Deregulation Bill Debate
Full Debate: Read Full DebateLord Lea of Crondall
Main Page: Lord Lea of Crondall (Non-affiliated - Life peer)Department Debates - View all Lord Lea of Crondall's debates with the Department for Environment, Food and Rural Affairs
(9 years, 10 months ago)
Lords ChamberMy Lords, it is important to place on the record and clarify some of the misunderstandings that took place in Committee. At the beginning of the discussions on the Bill, the Government prayed in aid, with a great deal of enthusiasm, the recommendations of Professor Löfstedt, who is professor of risk management at King’s College London. That enthusiasm became less and less as Members of the Committee challenged some of the statements contained in the proposals. Certainly, my noble friend Lord McKenzie challenged them on a number of occasions.
In Committee on 21 October, the noble Lord, Lord Curry of Kirkharle, said:
“I was in contact with Professor Löfstedt in the past week. He has seen the wording of the Bill and appears to be very content with it”.—[Official Report, 21/10/14; col. 568.]
It is important that we set the record straight: Professor Löfstedt is not in the least bit happy. My noble friend has already quoted from his letter. To save time, I will quote a small additional bit. He says that,
“the proposed Government list may increase injury and death in the workplace something that I never intended with my original recommendation”.
It is very serious that there has been a misunderstanding about the authoritative recommendations that were claimed to be behind this proposal. I agree with my noble friend: it will increase confusion; it will add complexity to the Health and Safety at Work etc. Act; it will add burdens to the conscientious self-employed who want clarification about their obligations; and it is a charter for cowboys. I urge the House to support the amendment.
My Lords, it is very noticeable that when people such as those from the Federation of Small Businesses are asked, “Where is the evidence that more people ought to be excluded?”, they say, “It is not a question of particular evidence; it is a question of perception”. Something rings a bell in my mind when somebody says, “It is not the evidence; it is a question of perception”. As somebody once said, what about changing the perception? I think that is where we are at the moment. Indeed, that is where the Government and the employers do not want us to be—to look at the evidence.

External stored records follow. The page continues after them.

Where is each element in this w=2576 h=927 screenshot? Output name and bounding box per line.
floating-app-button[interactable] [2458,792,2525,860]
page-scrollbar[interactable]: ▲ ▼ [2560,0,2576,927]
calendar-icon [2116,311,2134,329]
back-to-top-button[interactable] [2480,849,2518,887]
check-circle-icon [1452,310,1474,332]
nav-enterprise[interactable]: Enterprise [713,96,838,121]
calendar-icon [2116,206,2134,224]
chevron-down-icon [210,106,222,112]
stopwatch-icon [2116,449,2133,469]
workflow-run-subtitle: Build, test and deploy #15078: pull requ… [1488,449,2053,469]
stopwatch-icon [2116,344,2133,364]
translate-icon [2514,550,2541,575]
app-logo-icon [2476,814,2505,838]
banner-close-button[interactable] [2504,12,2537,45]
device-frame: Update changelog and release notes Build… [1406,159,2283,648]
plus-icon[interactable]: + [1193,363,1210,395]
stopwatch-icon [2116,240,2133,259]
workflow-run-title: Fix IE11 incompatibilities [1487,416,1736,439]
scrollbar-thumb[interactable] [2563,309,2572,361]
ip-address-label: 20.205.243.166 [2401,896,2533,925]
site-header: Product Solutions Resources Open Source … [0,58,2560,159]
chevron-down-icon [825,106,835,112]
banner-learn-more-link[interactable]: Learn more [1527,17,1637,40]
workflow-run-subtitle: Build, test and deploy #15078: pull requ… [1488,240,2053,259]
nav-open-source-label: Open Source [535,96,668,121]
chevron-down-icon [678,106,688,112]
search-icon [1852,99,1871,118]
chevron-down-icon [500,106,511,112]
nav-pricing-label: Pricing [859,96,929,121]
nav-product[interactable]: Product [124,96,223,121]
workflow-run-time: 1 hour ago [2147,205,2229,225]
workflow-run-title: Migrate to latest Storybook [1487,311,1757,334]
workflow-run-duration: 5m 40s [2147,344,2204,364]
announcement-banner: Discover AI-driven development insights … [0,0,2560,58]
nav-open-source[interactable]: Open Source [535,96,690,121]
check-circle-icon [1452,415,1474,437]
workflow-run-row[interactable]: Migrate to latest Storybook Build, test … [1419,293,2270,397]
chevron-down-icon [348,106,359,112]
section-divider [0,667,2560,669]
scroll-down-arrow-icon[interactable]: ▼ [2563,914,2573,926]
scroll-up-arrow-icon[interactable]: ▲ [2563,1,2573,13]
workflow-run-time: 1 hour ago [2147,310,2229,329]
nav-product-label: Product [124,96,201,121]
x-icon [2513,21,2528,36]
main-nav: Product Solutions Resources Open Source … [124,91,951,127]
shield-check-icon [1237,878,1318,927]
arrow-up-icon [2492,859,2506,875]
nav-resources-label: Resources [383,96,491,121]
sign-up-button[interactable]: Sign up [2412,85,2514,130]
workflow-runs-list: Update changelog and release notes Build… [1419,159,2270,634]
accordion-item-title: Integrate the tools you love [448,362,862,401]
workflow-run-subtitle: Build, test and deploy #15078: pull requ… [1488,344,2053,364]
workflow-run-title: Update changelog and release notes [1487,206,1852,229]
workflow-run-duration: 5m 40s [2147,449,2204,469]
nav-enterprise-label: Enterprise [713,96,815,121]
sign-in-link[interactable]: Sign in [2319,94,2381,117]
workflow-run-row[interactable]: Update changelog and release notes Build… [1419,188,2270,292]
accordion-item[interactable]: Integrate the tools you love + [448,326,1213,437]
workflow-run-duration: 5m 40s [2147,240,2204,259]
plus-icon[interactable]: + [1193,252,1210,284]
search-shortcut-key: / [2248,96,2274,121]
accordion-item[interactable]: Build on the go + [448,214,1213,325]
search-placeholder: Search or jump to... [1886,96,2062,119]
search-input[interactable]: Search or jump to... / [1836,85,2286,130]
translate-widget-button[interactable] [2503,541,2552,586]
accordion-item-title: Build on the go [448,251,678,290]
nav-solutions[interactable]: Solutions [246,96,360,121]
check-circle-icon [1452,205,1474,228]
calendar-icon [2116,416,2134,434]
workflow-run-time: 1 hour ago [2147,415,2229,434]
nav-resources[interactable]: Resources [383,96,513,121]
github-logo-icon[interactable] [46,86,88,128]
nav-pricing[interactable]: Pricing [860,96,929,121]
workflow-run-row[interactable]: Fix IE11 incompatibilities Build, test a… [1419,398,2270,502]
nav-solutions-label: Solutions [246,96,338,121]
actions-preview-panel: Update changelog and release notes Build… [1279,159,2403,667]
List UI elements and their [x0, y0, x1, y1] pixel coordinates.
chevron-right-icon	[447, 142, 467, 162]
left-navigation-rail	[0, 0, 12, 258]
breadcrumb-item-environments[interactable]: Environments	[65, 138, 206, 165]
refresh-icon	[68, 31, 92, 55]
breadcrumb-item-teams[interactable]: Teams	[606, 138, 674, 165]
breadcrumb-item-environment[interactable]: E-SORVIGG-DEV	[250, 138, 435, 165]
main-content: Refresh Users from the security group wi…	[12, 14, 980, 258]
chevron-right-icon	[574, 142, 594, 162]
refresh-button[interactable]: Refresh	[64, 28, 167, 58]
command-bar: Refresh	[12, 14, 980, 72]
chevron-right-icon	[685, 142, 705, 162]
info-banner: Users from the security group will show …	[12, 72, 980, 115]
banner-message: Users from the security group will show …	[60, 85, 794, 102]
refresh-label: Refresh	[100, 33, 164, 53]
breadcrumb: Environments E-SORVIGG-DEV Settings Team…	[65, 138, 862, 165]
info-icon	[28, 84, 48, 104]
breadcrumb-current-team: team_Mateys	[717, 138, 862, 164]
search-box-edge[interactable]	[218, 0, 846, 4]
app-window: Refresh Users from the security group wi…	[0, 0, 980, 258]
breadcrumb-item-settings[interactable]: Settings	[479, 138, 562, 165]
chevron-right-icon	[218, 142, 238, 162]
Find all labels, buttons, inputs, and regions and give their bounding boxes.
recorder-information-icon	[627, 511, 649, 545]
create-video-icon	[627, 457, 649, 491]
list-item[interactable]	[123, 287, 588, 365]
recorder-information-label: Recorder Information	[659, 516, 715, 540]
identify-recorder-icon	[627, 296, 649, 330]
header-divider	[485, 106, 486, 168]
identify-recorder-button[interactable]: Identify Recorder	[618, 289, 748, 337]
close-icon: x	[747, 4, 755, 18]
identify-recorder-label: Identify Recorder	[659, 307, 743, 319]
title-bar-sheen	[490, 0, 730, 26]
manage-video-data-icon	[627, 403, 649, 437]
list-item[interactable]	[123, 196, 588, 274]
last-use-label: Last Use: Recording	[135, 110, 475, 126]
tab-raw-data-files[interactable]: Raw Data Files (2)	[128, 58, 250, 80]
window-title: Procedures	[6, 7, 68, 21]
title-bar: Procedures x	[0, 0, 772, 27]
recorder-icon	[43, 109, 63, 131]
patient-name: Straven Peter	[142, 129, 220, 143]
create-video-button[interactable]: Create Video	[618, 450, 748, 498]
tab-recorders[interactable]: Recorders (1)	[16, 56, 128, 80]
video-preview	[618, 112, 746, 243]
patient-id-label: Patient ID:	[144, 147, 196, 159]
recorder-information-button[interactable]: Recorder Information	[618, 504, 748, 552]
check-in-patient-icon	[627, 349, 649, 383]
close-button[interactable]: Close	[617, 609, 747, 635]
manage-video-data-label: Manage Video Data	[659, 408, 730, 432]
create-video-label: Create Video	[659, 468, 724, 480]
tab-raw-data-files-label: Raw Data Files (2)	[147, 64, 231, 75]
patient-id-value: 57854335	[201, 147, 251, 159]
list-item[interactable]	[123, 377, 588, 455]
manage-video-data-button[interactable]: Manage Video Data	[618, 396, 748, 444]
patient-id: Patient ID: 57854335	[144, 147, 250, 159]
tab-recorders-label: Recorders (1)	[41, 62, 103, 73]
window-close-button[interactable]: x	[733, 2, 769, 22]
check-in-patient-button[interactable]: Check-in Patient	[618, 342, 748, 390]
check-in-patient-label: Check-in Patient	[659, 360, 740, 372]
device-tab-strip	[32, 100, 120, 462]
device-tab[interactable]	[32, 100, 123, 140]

Instead, there are lots of crocodile tears and lots of red herrings dragged across the trail. One red herring is, “They do it in Germany”. Well, they do lots of things in Germany. In the one minute I have available, I say to the Government that if they would like to start citing Germany and give us the whole employment package that they have in Germany, we on this side will vote for it. I put that proposal; perhaps the Government would like to agree to it.
Finally, there is a trend in Britain today, whether or not it is being deliberately promulgated—that makes it sound like some sort of conspiracy theory, but I do not go in for conspiracy theories because we are often at the receiving end of them. But if there has been an increase in self-employment, it is hard to reconcile with the idea that it is very difficult to be self-employed now because of all the red tape. Anyway, on one side there has been a vast increase in self-employment, if we can get our brains around that. On the other side, there are a number of people who do not have contracts of employment. That is partly a question of whether, ex hypothesi, in a static labour market there are a greater number of people in work. But on the employed side of the labour market, which is the vast majority, the quality of the contracts of employment is being reduced bit by bit.
One of the great advances since the war has been to improve the quality and content of the contract of employment. If you were to interview a random group of self-employed people and a random group of people with good contracts of employment, a lot of people who are self-employed would turn out to have some sort of relation to the employed but with a subcontract in the middle whereby they are not really self-employed—they are on something which does not give them a contract of employment with four weeks paid holiday and all the rest of it. Will the Minister therefore comment on the fact that it is very desirable that the good-quality contract of employment terms are a benchmark for the self-employed, and that this is not a further means of endeavouring gradually to wear away a benchmark on which we in this country have always been able to rely?
My Lords, the Health and Safety at Work etc. Act 1974 transformed the safety landscape for all people at work. For the first time, it told everyone at work, “You are responsible for safety”. The Government’s proposals concerning the self-employed are a step backwards, telling some people, “Don’t worry, you are not responsible if someone gets hurt”.
Those who know the world of work are telling the Government that they have got it wrong. The Government have told them that the cost of regulation will be reduced, but they know that the cost of regulation pales into insignificance against the cost of accidents. The CBI and the EEF know it and, as my noble friend Lord McKenzie said, have both told the Government that the self-employed exemption in its current form is not fit for purpose.
What will be the cost of ignoring the significant warning of Professor Löfstedt? He is worth quoting, because he has analysed the possibilities. He has said:
“The danger with the proposed list is that self-employed individuals who are not on it will be exempt even if the jobs that these individuals do are in actual fact rather dangerous and unsafe. In other words the proposed Government list may increase injury and death in the workplace”.
The Government proposals, in their present form, will carry a cost: not in money, but in lives. This amendment will help to prevent that.